I recently, read an article about Nursing and atheism which further deepens my curiosity about the subject.

Can nurses who have no belief in afterlife or anything spiritual provide ‘holistic’ care to their patients?

Nursing and atheism seem to contradict each other, but  reading the thoughts of nurse atheists gave me all the answers I need.

They may no longer believe in an afterlife but they take responsibility to their patients’ lives and try their hardest to provide comfort until all else fails. They may not be religious enough to go to church every Sunday but they know how to give the one essential thing that even some spiritual nurses fail to provide: RESPECT.

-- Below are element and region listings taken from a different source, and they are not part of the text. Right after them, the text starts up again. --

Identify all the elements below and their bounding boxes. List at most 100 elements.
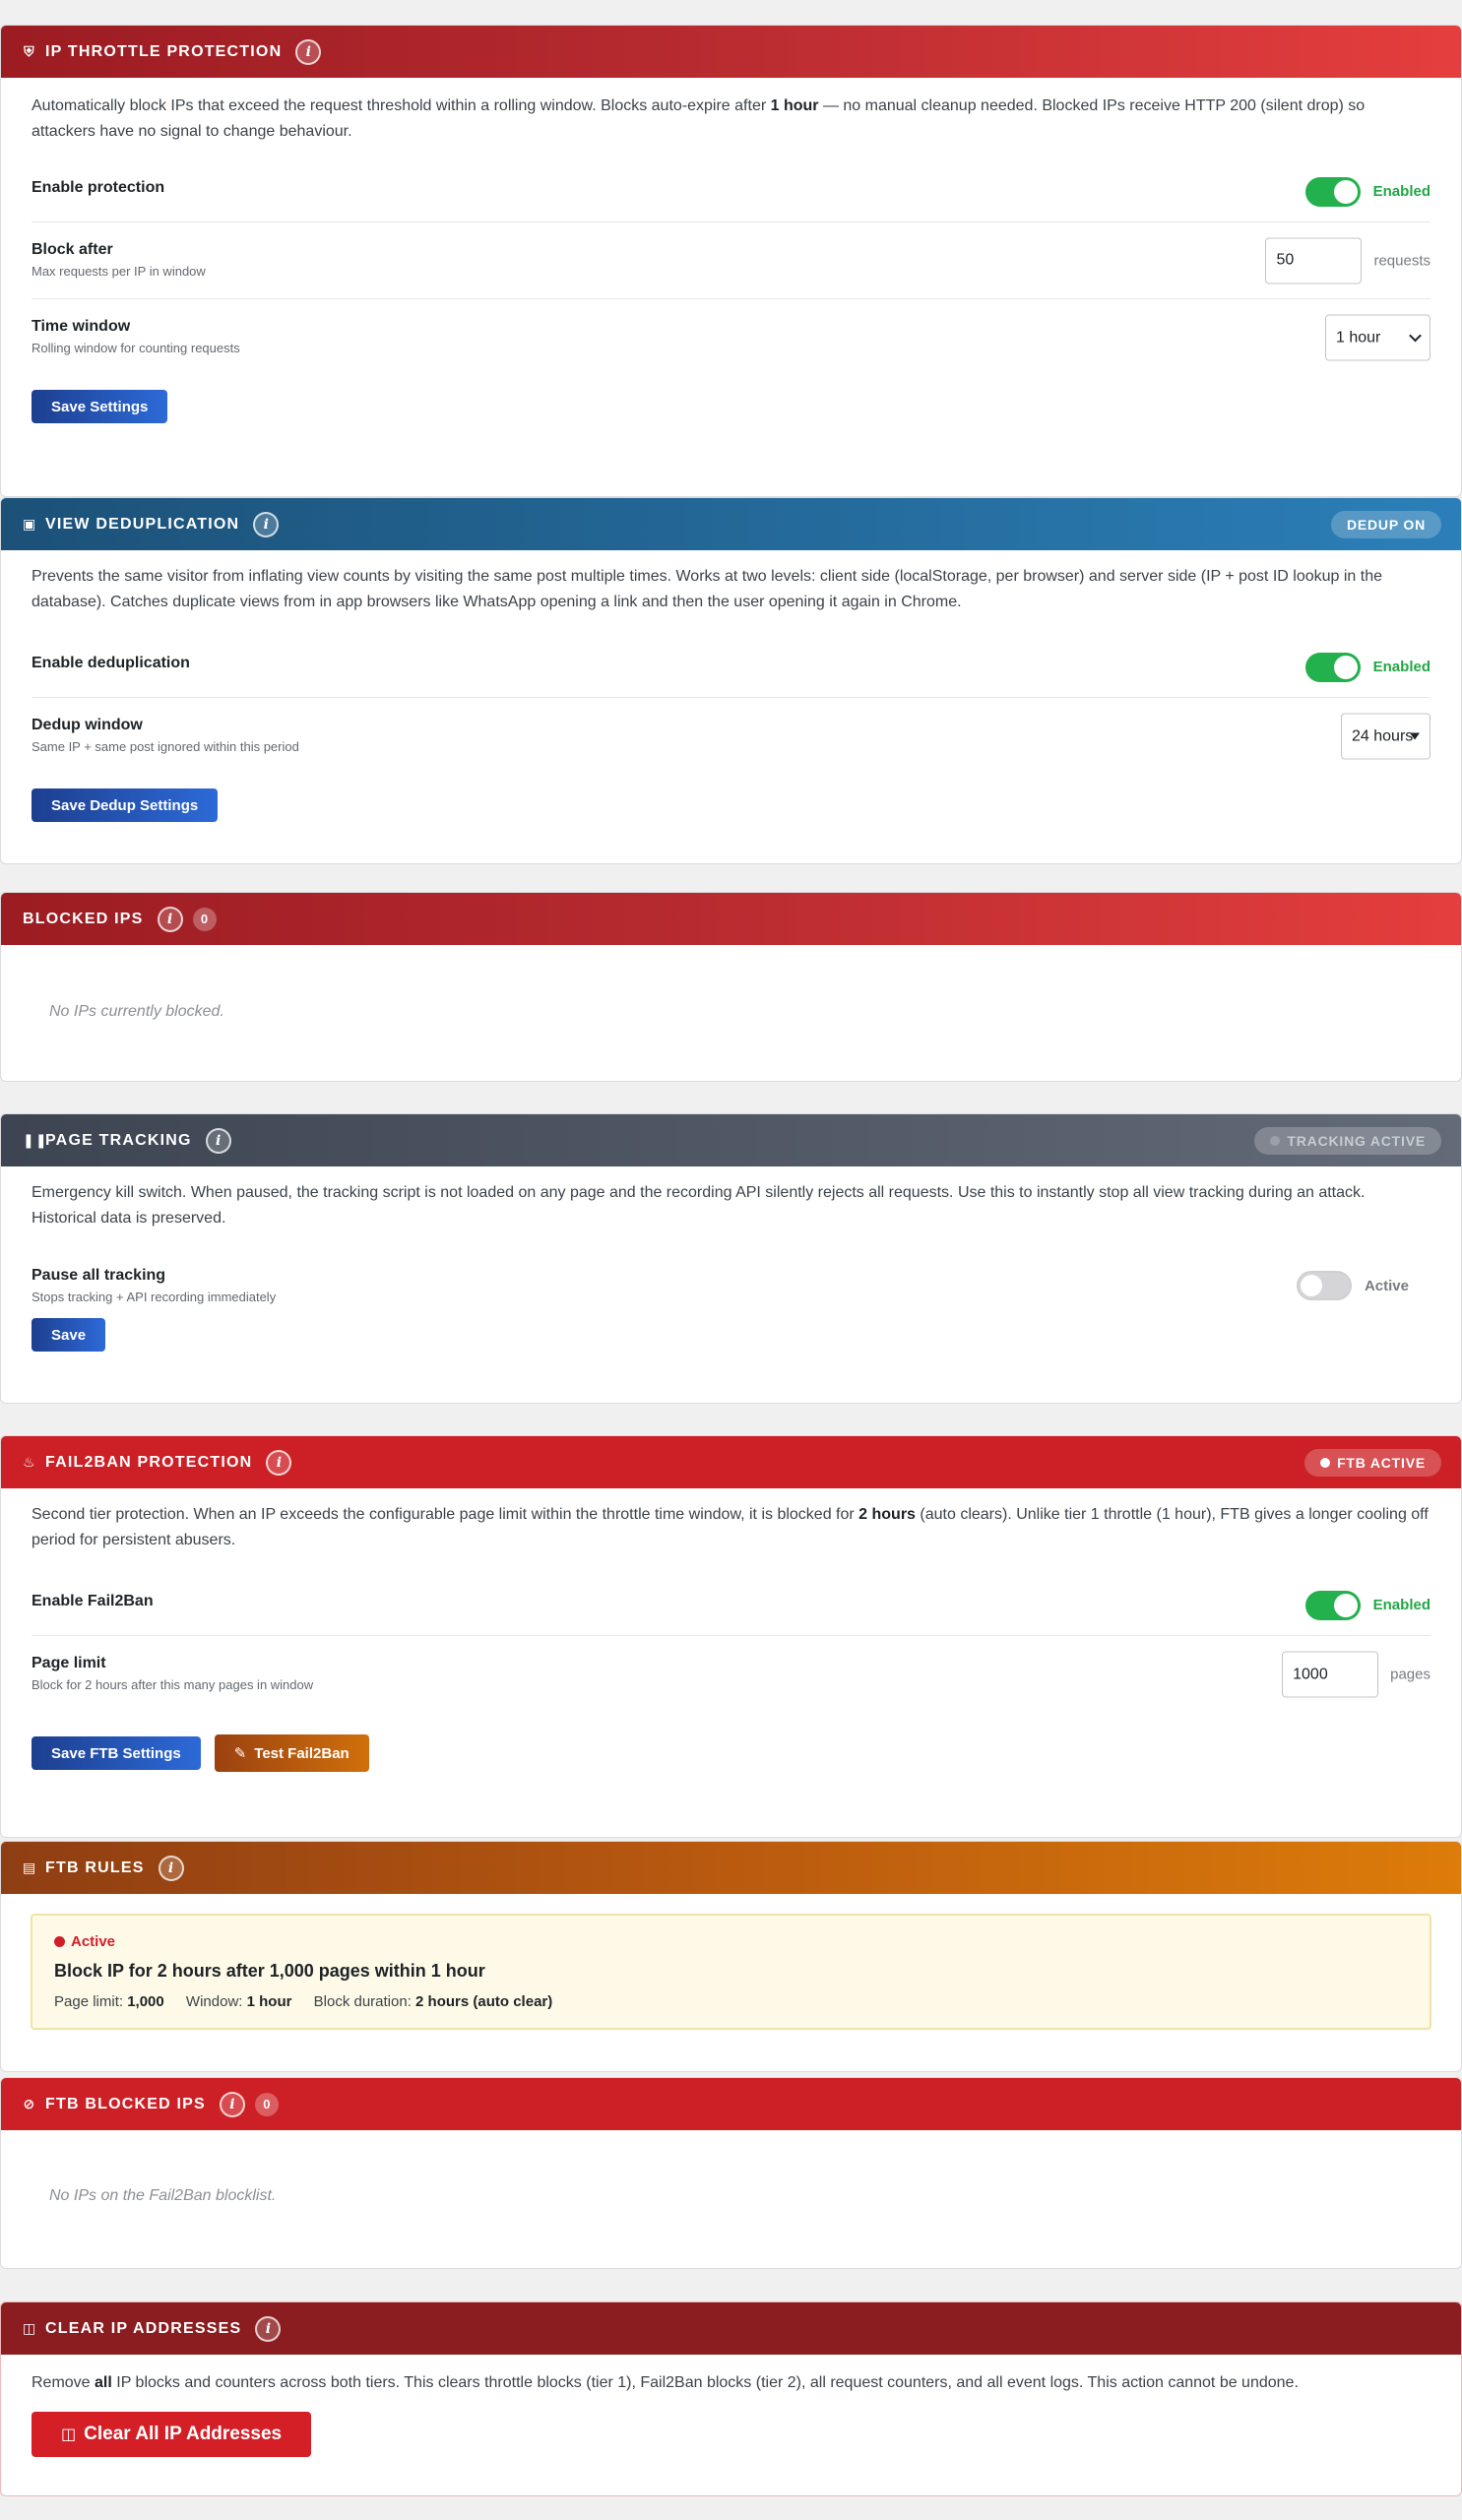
page-tracking-description: Emergency kill switch. When paused, the …: [32, 1184, 1366, 1227]
view-dedup-description: Prevents the same visitor from inflating…: [32, 568, 1382, 610]
ftb-blocked-ips-title: FTB BLOCKED IPS: [45, 2095, 206, 2112]
blocked-ips-header: BLOCKED IPS i 0: [1, 893, 1461, 945]
block-after-unit: requests: [1373, 252, 1430, 269]
enable-fail2ban-toggle[interactable]: [1304, 1590, 1361, 1620]
enable-dedup-state: Enabled: [1372, 659, 1430, 675]
save-settings-button[interactable]: Save Settings: [32, 390, 168, 423]
fail2ban-header: ♨ FAIL2BAN PROTECTION i FTB ACTIVE: [1, 1436, 1461, 1488]
ftb-blocked-ips-header: ⊘ FTB BLOCKED IPS i 0: [1, 2078, 1461, 2130]
enable-fail2ban-state: Enabled: [1372, 1597, 1430, 1613]
dedup-status-badge: DEDUP ON: [1330, 511, 1441, 538]
blocked-ips-card: BLOCKED IPS i 0 No IPs currently blocked…: [0, 892, 1462, 1082]
pause-tracking-label: Pause all tracking: [32, 1267, 166, 1284]
block-after-help: Max requests per IP in window: [32, 264, 206, 279]
chevron-down-icon: [1409, 329, 1422, 342]
enable-protection-state: Enabled: [1372, 183, 1430, 200]
ftb-rules-title: FTB RULES: [45, 1858, 145, 1876]
dedup-window-help: Same IP + same post ignored within this …: [32, 739, 299, 754]
dedup-window-label: Dedup window: [32, 717, 143, 733]
test-fail2ban-button[interactable]: ✎ Test Fail2Ban: [214, 1734, 369, 1772]
flame-icon: ♨: [23, 1454, 36, 1470]
monitor-icon: ▣: [23, 516, 37, 532]
ftb-blocked-ips-empty: No IPs on the Fail2Ban blocklist.: [49, 2187, 277, 2204]
wand-icon: ✎: [233, 1745, 247, 1762]
tracking-status-badge: TRACKING ACTIVE: [1254, 1127, 1441, 1155]
page-tracking-header: ❚❚ PAGE TRACKING i TRACKING ACTIVE: [1, 1114, 1461, 1166]
ftb-rules-card: ▤ FTB RULES i Active Block IP for 2 hour…: [0, 1841, 1462, 2072]
time-window-label: Time window: [32, 318, 131, 335]
clear-ip-description: Remove all IP blocks and counters across…: [32, 2374, 1299, 2391]
page-limit-row: Page limit Block for 2 hours after this …: [32, 1636, 1430, 1713]
info-icon[interactable]: i: [253, 511, 280, 537]
no-entry-icon: ⊘: [23, 2096, 36, 2111]
info-icon[interactable]: i: [157, 906, 183, 932]
dedup-window-select[interactable]: 24 hours: [1341, 713, 1430, 760]
status-dot-icon: [1270, 1136, 1281, 1146]
enable-dedup-toggle[interactable]: [1304, 652, 1361, 682]
trash-icon: ◫: [61, 2426, 77, 2443]
dedup-window-row: Dedup window Same IP + same post ignored…: [32, 698, 1430, 775]
pause-tracking-state: Active: [1364, 1277, 1409, 1294]
enable-fail2ban-label: Enable Fail2Ban: [32, 1593, 154, 1609]
view-dedup-title: VIEW DEDUPLICATION: [45, 515, 240, 533]
trash-icon: ◫: [23, 2320, 37, 2336]
info-icon[interactable]: i: [255, 2315, 282, 2342]
rule-status: Active: [54, 1933, 1408, 1950]
info-icon[interactable]: i: [219, 2091, 245, 2117]
rule-title: Block IP for 2 hours after 1,000 pages w…: [54, 1961, 485, 1981]
shield-icon: ⛨: [24, 43, 35, 59]
clear-ip-title: CLEAR IP ADDRESSES: [45, 2319, 242, 2337]
view-dedup-header: ▣ VIEW DEDUPLICATION i DEDUP ON: [1, 498, 1461, 550]
enable-dedup-row: Enable deduplication Enabled: [32, 637, 1430, 698]
clipboard-icon: ▤: [23, 1859, 37, 1875]
block-after-label: Block after: [32, 241, 113, 258]
ftb-rule-item: Active Block IP for 2 hours after 1,000 …: [31, 1914, 1431, 2030]
clear-all-ip-addresses-button[interactable]: ◫ Clear All IP Addresses: [32, 2412, 312, 2457]
pause-tracking-toggle[interactable]: [1296, 1271, 1352, 1300]
rule-meta: Page limit: 1,000 Window: 1 hour Block d…: [54, 1993, 553, 2010]
info-icon[interactable]: i: [205, 1127, 231, 1154]
info-icon[interactable]: i: [295, 38, 322, 65]
page-limit-unit: pages: [1390, 1666, 1430, 1683]
pause-icon: ❚❚: [23, 1132, 48, 1148]
page-limit-help: Block for 2 hours after this many pages …: [32, 1677, 314, 1692]
ip-throttle-card: ⛨ IP THROTTLE PROTECTION i Automatically…: [0, 25, 1462, 497]
ftb-blocked-ips-count: 0: [254, 2092, 279, 2116]
page-limit-label: Page limit: [32, 1655, 106, 1671]
info-icon[interactable]: i: [158, 1855, 184, 1881]
enable-protection-label: Enable protection: [32, 179, 165, 196]
info-icon[interactable]: i: [266, 1449, 292, 1476]
fail2ban-card: ♨ FAIL2BAN PROTECTION i FTB ACTIVE Secon…: [0, 1435, 1462, 1838]
enable-protection-row: Enable protection Enabled: [32, 161, 1430, 222]
time-window-row: Time window Rolling window for counting …: [32, 299, 1430, 376]
pause-tracking-row: Pause all tracking Stops tracking + API …: [32, 1253, 1430, 1318]
ip-throttle-header: ⛨ IP THROTTLE PROTECTION i: [1, 26, 1461, 78]
ip-throttle-title: IP THROTTLE PROTECTION: [45, 42, 283, 60]
save-tracking-button[interactable]: Save: [32, 1318, 106, 1352]
view-dedup-card: ▣ VIEW DEDUPLICATION i DEDUP ON Prevents…: [0, 497, 1462, 864]
page-tracking-card: ❚❚ PAGE TRACKING i TRACKING ACTIVE Emerg…: [0, 1113, 1462, 1404]
ip-throttle-description: Automatically block IPs that exceed the …: [32, 97, 1366, 140]
blocked-ips-empty: No IPs currently blocked.: [49, 1003, 224, 1020]
status-dot-icon: [54, 1936, 65, 1947]
enable-protection-toggle[interactable]: [1304, 176, 1361, 207]
time-window-help: Rolling window for counting requests: [32, 341, 240, 355]
block-after-input[interactable]: 50: [1265, 237, 1363, 284]
save-ftb-settings-button[interactable]: Save FTB Settings: [32, 1736, 201, 1770]
fail2ban-title: FAIL2BAN PROTECTION: [45, 1453, 253, 1471]
enable-dedup-label: Enable deduplication: [32, 655, 190, 671]
clear-ip-header: ◫ CLEAR IP ADDRESSES i: [1, 2302, 1461, 2355]
ftb-status-badge: FTB ACTIVE: [1304, 1449, 1441, 1477]
save-dedup-settings-button[interactable]: Save Dedup Settings: [32, 788, 219, 822]
page-limit-input[interactable]: 1000: [1282, 1651, 1379, 1698]
enable-fail2ban-row: Enable Fail2Ban Enabled: [32, 1575, 1430, 1636]
pause-tracking-help: Stops tracking + API recording immediate…: [32, 1290, 277, 1304]
clear-ip-card: ◫ CLEAR IP ADDRESSES i Remove all IP blo…: [0, 2301, 1462, 2496]
blocked-ips-count: 0: [192, 907, 217, 931]
page-tracking-title: PAGE TRACKING: [45, 1131, 192, 1149]
time-window-select[interactable]: 1 hour: [1325, 314, 1430, 361]
caret-down-icon: [1410, 732, 1420, 740]
ftb-blocked-ips-card: ⊘ FTB BLOCKED IPS i 0 No IPs on the Fail…: [0, 2077, 1462, 2269]
ftb-rules-header: ▤ FTB RULES i: [1, 1842, 1461, 1894]
status-dot-icon: [1320, 1458, 1331, 1468]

Perhaps the reason why I don’t know any nurse atheist is because they are too careful not to offend my beliefs or too compassionate to disappoint patients who rely both on them and on a Higher Being for strength.

Perhaps we should do the same to our fellow nurse atheists and never make an issue out of it. After all, Nursing is all about caring and respect–two things that transcend any color, race, or religious belief.

 

Your Turn

What are your thoughts about Nursing and atheism? Do you personally believe that atheists are better/worse than nurses with a strong faith in God?